Summary: Unfortunately, people can't make a movie that trashes your run of the mill critic, and still hope for a good review.
If you are a critic know it all, you'll hate "Cabin Boy". If you have an actual sense of humor you'll love it.
Happiness guaranteed: That's what cabin boy is to me.
War of the Worlds (2005)
Shaggy Dog plus Deux Ex Machina plus Narration equals Bad Movie
The Good: Character interaction very believable. The Bad: Wacky ending. The Ugly: The overall story telling.
In this movie, Spielberg made three major and common film making mistakes. Shaggy Dog, Deus ex Machina, and the use of a Narrator.
The film is a shaggy dog story. A shaggy Dog story builds, and builds, and builds to a climax, but the climax has nothing to do with how the story (protagonist vs. antagonist) ultimately resolves, nor does it inspire any visible change in the protagonist.

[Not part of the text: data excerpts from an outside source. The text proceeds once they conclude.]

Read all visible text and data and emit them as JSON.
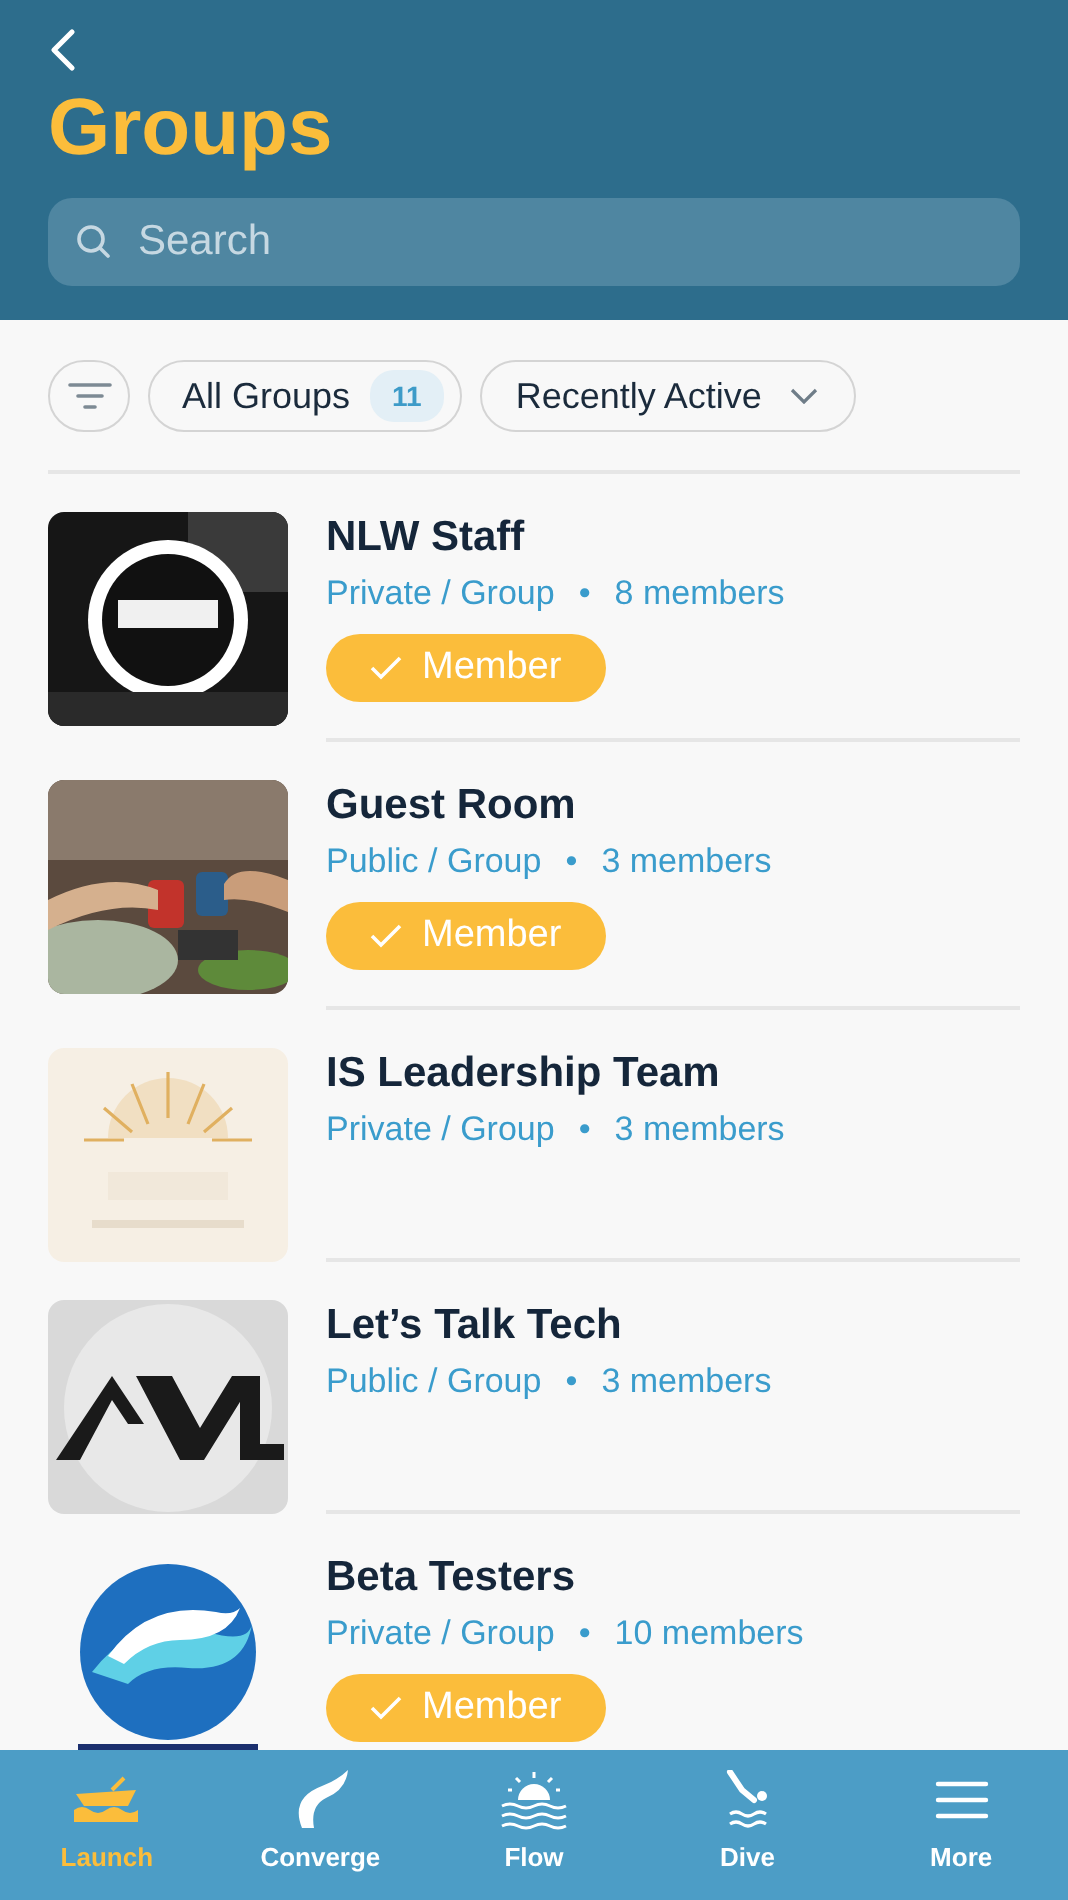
{
  "header": {
    "title": "Groups",
    "search": {
      "placeholder": "Search"
    }
  },
  "filters": {
    "all": {
      "label": "All Groups",
      "count": "11"
    },
    "sort": {
      "label": "Recently Active"
    }
  },
  "groups": [
    {
      "name": "NLW Staff",
      "access": "Private / Group",
      "separator": "•",
      "members": "8 members",
      "badge": "Member"
    },
    {
      "name": "Guest Room",
      "access": "Public / Group",
      "separator": "•",
      "members": "3 members",
      "badge": "Member"
    },
    {
      "name": "IS Leadership Team",
      "access": "Private / Group",
      "separator": "•",
      "members": "3 members"
    },
    {
      "name": "Let’s Talk Tech",
      "access": "Public / Group",
      "separator": "•",
      "members": "3 members"
    },
    {
      "name": "Beta Testers",
      "access": "Private / Group",
      "separator": "•",
      "members": "10 members",
      "badge": "Member"
    }
  ],
  "tab_bar": [
    {
      "label": "Launch",
      "selected": true
    },
    {
      "label": "Converge",
      "selected": false
    },
    {
      "label": "Flow",
      "selected": false
    },
    {
      "label": "Dive",
      "selected": false
    },
    {
      "label": "More",
      "selected": false
    }
  ]
}
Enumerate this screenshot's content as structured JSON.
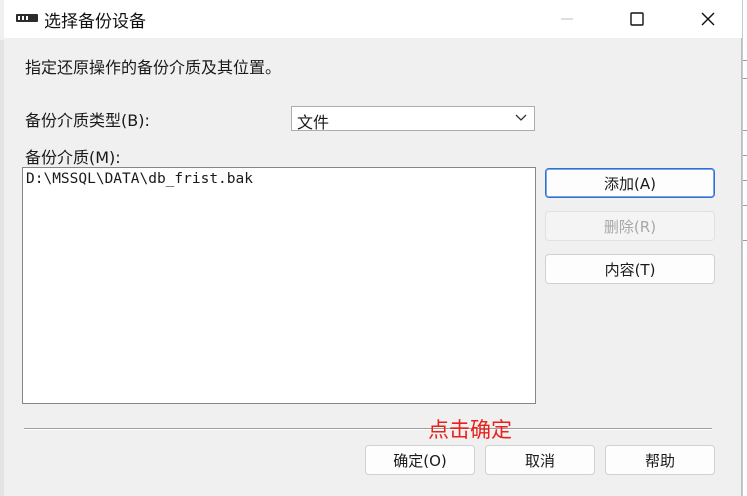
{
  "window": {
    "title": "选择备份设备",
    "controls": {
      "minimize": "minimize",
      "maximize": "maximize",
      "close": "close"
    }
  },
  "instruction": "指定还原操作的备份介质及其位置。",
  "backup_type": {
    "label": "备份介质类型(B):",
    "selected": "文件"
  },
  "backup_media": {
    "label": "备份介质(M):",
    "items": [
      "D:\\MSSQL\\DATA\\db_frist.bak"
    ]
  },
  "side_buttons": {
    "add": "添加(A)",
    "remove": "删除(R)",
    "contents": "内容(T)"
  },
  "annotation": {
    "text": "点击确定",
    "color": "#e8211c"
  },
  "footer_buttons": {
    "ok": "确定(O)",
    "cancel": "取消",
    "help": "帮助"
  },
  "colors": {
    "accent": "#2f6fd0",
    "dialog_bg": "#f0f0f0"
  }
}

For example, the protagonist does something monumentally spectacular toward the end, but afterwards, doesn't seem impacted by the climax at all.
The second problem is Deus ex machina. The term refers to an ancient literary tactic. When the characters and plot don't resolve, a 'god' character... (in this case, nature) appears on the stage out of nowhere to resolve the plot. So, if the characters and their story had nothing to do with how the plot resolves, why did we have to sit through a story about the characters?
Finally, Narration. The movie starts and ends with narration. A film maker can use plot, characters, audio, video to tell a story. If the film maker must resort to using a narrator to 'explain' the story to the audience, that's bad film making.
So the movie makes three major story telling blunders: A useless build up, a plot resolution that comes out of nowhere, and a voice over. That's really bad. No one should ever think this is a good movie, except in one case: It should be the perfect movie to test out your new wide screen panel monitor and surround sound system... but that's about it.
Napoleon Dynamite (2004)
It will be Ten Years before you see a Movie this Good again.
Could it be? Is everyone in this movie a protagonist? It's a character driven movie. But let's give a big ups to the amazing crew who worked on this. The cinematography narrates. The unprecedented sound engineering transports the audience to a different world. The editing raw and dirty and inventive. The blocking of the actors is totally limited to the movement of their eyes. The costuming elicits a strange empathy and conflict between the labels of cool and nerd while not letting the 'bystanders' interfere with the character focus. The entire cast and crew, moving in the set of a real town, plays together like a well tuned jazz ensemble. But if you don't give a darn about all that, well, The movie is a character essay. You will need to relate to one of the characters in order to really like the movie. You may vaguely relate to the plot. Technical analysis aside, let's talk about you. If you don't relate to the character, or the plot, I guess your world ends and begins at the tip of your nose, just like every other Hollywood snoot who pans this film and fondles their collector's edition of million dollar baby. This movie is explicitly and in every dimension about the human need to try and do something, anything, to find the place where their dreams and quirks can cooperate. Same for million dollar baby and Gladiator. However, This movie doesn't have the sweeping majesty of the protagonist becoming the greatest on earth, (which is a required character trait for a best actor nomination these days) the movie has the sweeping majesty of a protagonist trying to become the greatest person to themselves. Yes, every tummy-tucked nose jobbed Academy voter thinks they are the greatest in the World, so they won't like this movie because the The movie is about trying to like yourself. If you are trying to like yourself, join your buddies in Napoleon Dynamite: The characters, the crew, the volunteers, and the town that participated. You'll be less lonely that way. It's a wonderful picture I can watch and watch and watch again and again.